Elevating the leg will help the fluid to drain out of it. Putting your legs up as much as possible and as high as you can manage will all help in relieving the symptoms. Having the end of your bed elevated by around six inches so that your feet are a bit higher than your head will help reduce the swelling and help with drainage of the excess fluid.
When you are standing up, compression is necessary to squeeze the fluid out of your legs. You may have to use bandages to eliminate the worse of the swellings first then use compression stockings. These stockings are a lot stronger than regular support tights; this is why they will need to be made especially for you to have the proper fitting. If only the lower leg is affected by swelling then a stocking below the knee can be worn. The customary strength of a stocking is class 2, but at times a class 3 may be needed. Also you can purchase a stocking applicator if you find it hard to put on your stockings.
In spite of using compression stockings, numerous people still have swelling that builds up by the evening. The external pneumatic compression tool is a pneumatic boot.

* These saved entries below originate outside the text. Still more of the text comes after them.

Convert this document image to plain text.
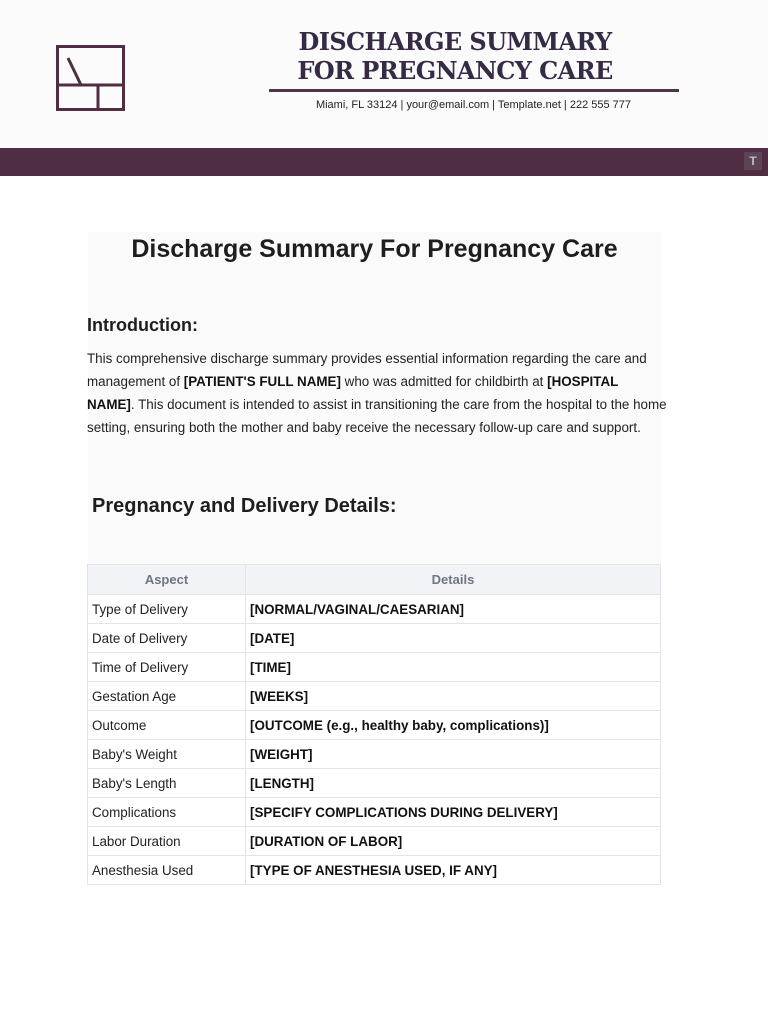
DISCHARGE SUMMARY FOR PREGNANCY CARE
Miami, FL 33124 | your@email.com | Template.net | 222 555 777
T
Discharge Summary For Pregnancy Care
Introduction:
This comprehensive discharge summary provides essential information regarding the care and management of [PATIENT'S FULL NAME] who was admitted for childbirth at [HOSPITAL NAME]. This document is intended to assist in transitioning the care from the hospital to the home setting, ensuring both the mother and baby receive the necessary follow-up care and support.
Pregnancy and Delivery Details:
Aspect	Details
Type of Delivery	[NORMAL/VAGINAL/CAESARIAN]
Date of Delivery	[DATE]
Time of Delivery	[TIME]
Gestation Age	[WEEKS]
Outcome	[OUTCOME (e.g., healthy baby, complications)]
Baby's Weight	[WEIGHT]
Baby's Length	[LENGTH]
Complications	[SPECIFY COMPLICATIONS DURING DELIVERY]
Labor Duration	[DURATION OF LABOR]
Anesthesia Used	[TYPE OF ANESTHESIA USED, IF ANY]
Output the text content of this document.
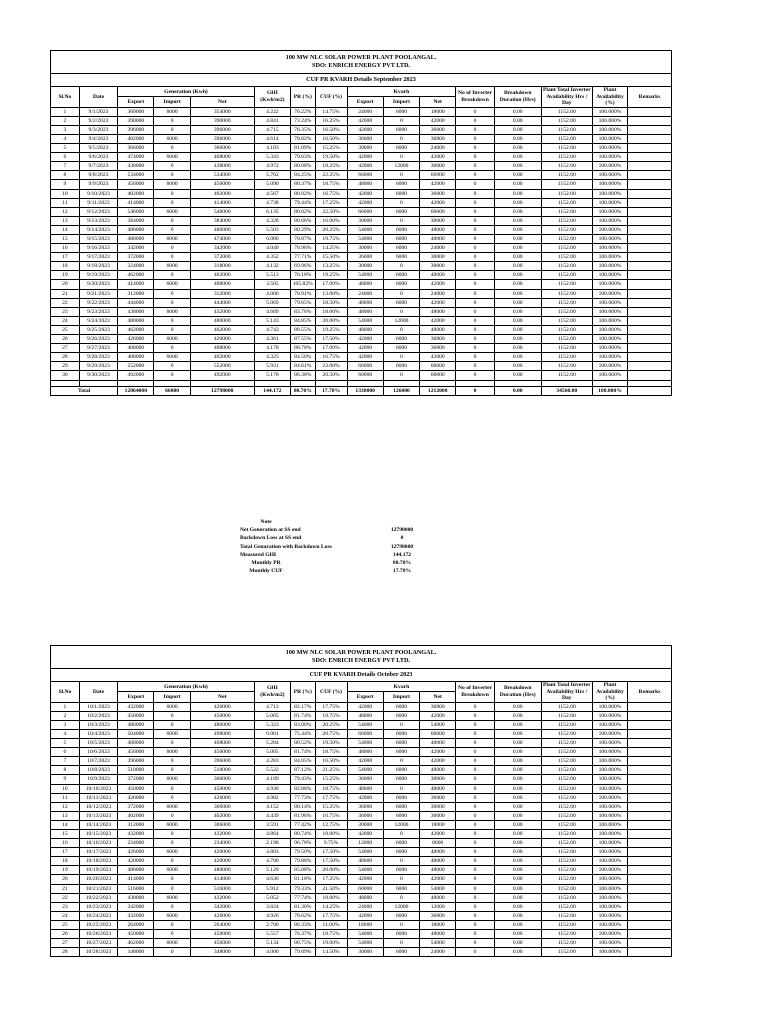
100 MW NLC SOLAR POWER PLANT POOLANGAL.
SDO: ENRICH ENERGY PVT LTD.															

CUF PR KVARH Details September 2023															
Sl.No	Date	Generation (Kwh)			GHI (Kwh/m2)	PR (%)	CUF (%)	Kvarh			No of Inverter Breakdown	Breakdown Duration (Hrs)	Plant Total Inverter Availability Hrs / Day	Plant Availability (%)	Remarks
		Export	Import	Net				Export	Import	Net					
1	9/1/2023	360000	6000	354000	4.222	76.22%	14.75%	24000	6000	18000	0	0.00	1152.00	100.000%	
2	9/2/2023	390000	0	390000	4.841	73.24%	16.25%	42000	0	42000	0	0.00	1152.00	100.000%	
3	9/3/2023	396000	0	396000	4.715	76.35%	16.50%	42000	6000	36000	0	0.00	1152.00	100.000%	
4	9/4/2023	402000	6000	396000	4.614	78.02%	16.50%	36000	0	36000	0	0.00	1152.00	100.000%	
5	9/5/2023	366000	0	366000	4.103	81.09%	15.25%	30000	6000	24000	0	0.00	1152.00	100.000%	
6	9/6/2023	474000	6000	468000	5.343	79.63%	19.50%	42000	0	42000	0	0.00	1152.00	100.000%	
7	9/7/2023	438000	0	438000	4.972	80.08%	18.25%	42000	12000	30000	0	0.00	1152.00	100.000%	
8	9/8/2023	534000	0	534000	5.762	84.25%	22.25%	66000	0	66000	0	0.00	1152.00	100.000%	
9	9/9/2023	456000	6000	450000	5.090	80.37%	18.75%	48000	6000	42000	0	0.00	1152.00	100.000%	
10	9/10/2023	402000	0	402000	4.567	80.02%	16.75%	42000	6000	36000	0	0.00	1152.00	100.000%	
11	9/11/2023	414000	0	414000	4.738	79.44%	17.25%	42000	0	42000	0	0.00	1152.00	100.000%	
12	9/12/2023	546000	6000	540000	6.135	80.02%	22.50%	66000	6000	60000	0	0.00	1152.00	100.000%	
13	9/13/2023	384000	0	384000	4.328	80.66%	16.00%	30000	0	30000	0	0.00	1152.00	100.000%	
14	9/14/2023	486000	0	486000	5.503	80.29%	20.25%	54000	6000	48000	0	0.00	1152.00	100.000%	
15	9/15/2023	480000	6000	474000	6.080	70.87%	19.75%	54000	6000	48000	0	0.00	1152.00	100.000%	
16	9/16/2023	342000	0	342000	4.040	76.96%	14.25%	30000	6000	24000	0	0.00	1152.00	100.000%	
17	9/17/2023	372000	0	372000	4.352	77.71%	15.50%	36000	6000	30000	0	0.00	1152.00	100.000%	
18	9/18/2023	324000	6000	318000	4.132	69.96%	13.25%	30000	0	30000	0	0.00	1152.00	100.000%	
19	9/19/2023	462000	0	462000	5.513	76.18%	19.25%	54000	6000	48000	0	0.00	1152.00	100.000%	
20	9/20/2023	414000	6000	408000	3.505	105.82%	17.00%	48000	6000	42000	0	0.00	1152.00	100.000%	
21	9/21/2023	312000	0	312000	4.000	70.91%	13.00%	24000	0	24000	0	0.00	1152.00	100.000%	
22	9/22/2023	444000	0	444000	5.069	79.65%	18.50%	48000	6000	42000	0	0.00	1152.00	100.000%	
23	9/23/2023	438000	6000	432000	4.689	83.76%	18.00%	48000	0	48000	0	0.00	1152.00	100.000%	
24	9/24/2023	480000	0	480000	5.143	84.85%	20.00%	54000	12000	42000	0	0.00	1152.00	100.000%	
25	9/25/2023	462000	0	462000	4.743	88.55%	19.25%	48000	0	48000	0	0.00	1152.00	100.000%	
26	9/26/2023	426000	6000	420000	4.361	87.55%	17.50%	42000	6000	36000	0	0.00	1152.00	100.000%	
27	9/27/2023	408000	0	408000	4.178	88.78%	17.00%	42000	6000	36000	0	0.00	1152.00	100.000%	
28	9/28/2023	408000	6000	402000	4.325	84.50%	16.75%	42000	0	42000	0	0.00	1152.00	100.000%	
29	9/29/2023	552000	0	552000	5.931	84.61%	23.00%	66000	6000	60000	0	0.00	1152.00	100.000%	
30	9/30/2023	492000	0	492000	5.178	86.38%	20.50%	60000	0	60000	0	0.00	1152.00	100.000%	

Total		12864000	66000	12798000	144.172	80.70%	17.78%	1338000	126000	1212000	0	0.00	34560.00	100.000%	
Note
Net Generation at SS end	12798000
Backdown Loss at SS end	0
Total Genaration with Backdown Loss	12798000
Measured GHI	144.172
Monthly PR	80.70%
Monthly CUF	17.78%
100 MW NLC SOLAR POWER PLANT POOLANGAL.
SDO: ENRICH ENERGY PVT LTD.															

CUF PR KVARH Details October 2023															
Sl.No	Date	Generation (Kwh)			GHI (Kwh/m2)	PR (%)	CUF (%)	Kvarh			No of Inverter Breakdown	Breakdown Duration (Hrs)	Plant Total Inverter Availability Hrs / Day	Plant Availability (%)	Remarks
		Export	Import	Net				Export	Import	Net					
1	10/1/2023	432000	6000	426000	4.713	82.17%	17.75%	42000	6000	36000	0	0.00	1152.00	100.000%	
2	10/2/2023	450000	0	450000	5.005	81.74%	18.75%	48000	6000	42000	0	0.00	1152.00	100.000%	
3	10/3/2023	486000	0	486000	5.323	83.00%	20.25%	54000	0	54000	0	0.00	1152.00	100.000%	
4	10/4/2023	504000	6000	498000	6.001	75.44%	20.75%	66000	6000	60000	0	0.00	1152.00	100.000%	
5	10/5/2023	468000	0	468000	5.284	80.52%	19.50%	54000	6000	48000	0	0.00	1152.00	100.000%	
6	10/6/2023	456000	6000	450000	5.005	81.74%	18.75%	48000	6000	42000	0	0.00	1152.00	100.000%	
7	10/7/2023	396000	0	396000	4.283	84.05%	16.50%	42000	0	42000	0	0.00	1152.00	100.000%	
8	10/8/2023	510000	0	510000	5.522	87.12%	21.25%	54000	6000	48000	0	0.00	1152.00	100.000%	
9	10/9/2023	372000	6000	366000	4.189	79.43%	15.25%	36000	6000	30000	0	0.00	1152.00	100.000%	
10	10/10/2023	450000	0	450000	4.936	82.88%	18.75%	48000	0	48000	0	0.00	1152.00	100.000%	
11	10/11/2023	426000	0	426000	4.982	77.73%	17.75%	42000	6000	36000	0	0.00	1152.00	100.000%	
12	10/12/2023	372000	6000	366000	4.152	80.14%	15.25%	36000	6000	30000	0	0.00	1152.00	100.000%	
13	10/13/2023	402000	0	402000	4.439	81.96%	16.75%	36000	6000	30000	0	0.00	1152.00	100.000%	
14	10/14/2023	312000	6000	306000	3.591	77.42%	12.75%	30000	12000	18000	0	0.00	1152.00	100.000%	
15	10/15/2023	432000	0	432000	4.864	80.74%	18.00%	42000	0	42000	0	0.00	1152.00	100.000%	
16	10/16/2023	234000	0	234000	2.198	96.78%	9.75%	12000	6000	6000	0	0.00	1152.00	100.000%	
17	10/17/2023	426000	6000	420000	4.803	79.50%	17.50%	54000	6000	48000	0	0.00	1152.00	100.000%	
18	10/18/2023	420000	0	420000	4.780	79.88%	17.50%	48000	0	48000	0	0.00	1152.00	100.000%	
19	10/19/2023	486000	6000	480000	5.129	85.08%	20.00%	54000	6000	48000	0	0.00	1152.00	100.000%	
20	10/20/2023	414000	0	414000	4.636	81.18%	17.25%	42000	0	42000	0	0.00	1152.00	100.000%	
21	10/21/2023	516000	0	516000	5.912	79.33%	21.50%	60000	6000	54000	0	0.00	1152.00	100.000%	
22	10/22/2023	438000	6000	432000	5.052	77.74%	18.00%	48000	0	48000	0	0.00	1152.00	100.000%	
23	10/23/2023	342000	0	342000	3.824	81.30%	14.25%	24000	12000	12000	0	0.00	1152.00	100.000%	
24	10/24/2023	432000	6000	426000	4.926	78.62%	17.75%	42000	6000	36000	0	0.00	1152.00	100.000%	
25	10/25/2023	264000	0	264000	2.780	86.33%	11.00%	18000	0	18000	0	0.00	1152.00	100.000%	
26	10/26/2023	450000	0	450000	5.557	76.37%	18.75%	54000	6000	48000	0	0.00	1152.00	100.000%	
27	10/27/2023	462000	6000	456000	5.134	80.75%	19.00%	54000	0	54000	0	0.00	1152.00	100.000%	
28	10/28/2023	348000	0	348000	4.000	79.09%	14.50%	30000	6000	24000	0	0.00	1152.00	100.000%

This boot inflates and deflates; by doing this it squeezes the fluid out of the leg. The EPC device is usually used at the end of the day to clear any built up fluid regardless of using compression stockings. If EPC therapy is needed then your doctor may be able to help try out this device before you decide to purchase it.
Lymphoedema to date has not been cured by any operation. If your leg continues to stay swollen after trying the compression therapy then surgery may be recommended to reduce the size of the lower leg, this is known as Homan’s reduction.
You can help yourself by taking part in an ample amount of exercise and not being overweight. Elevate your legs when you can throughout the day and during the night. Ensure you wear compressions stockings every day from the morning to night time.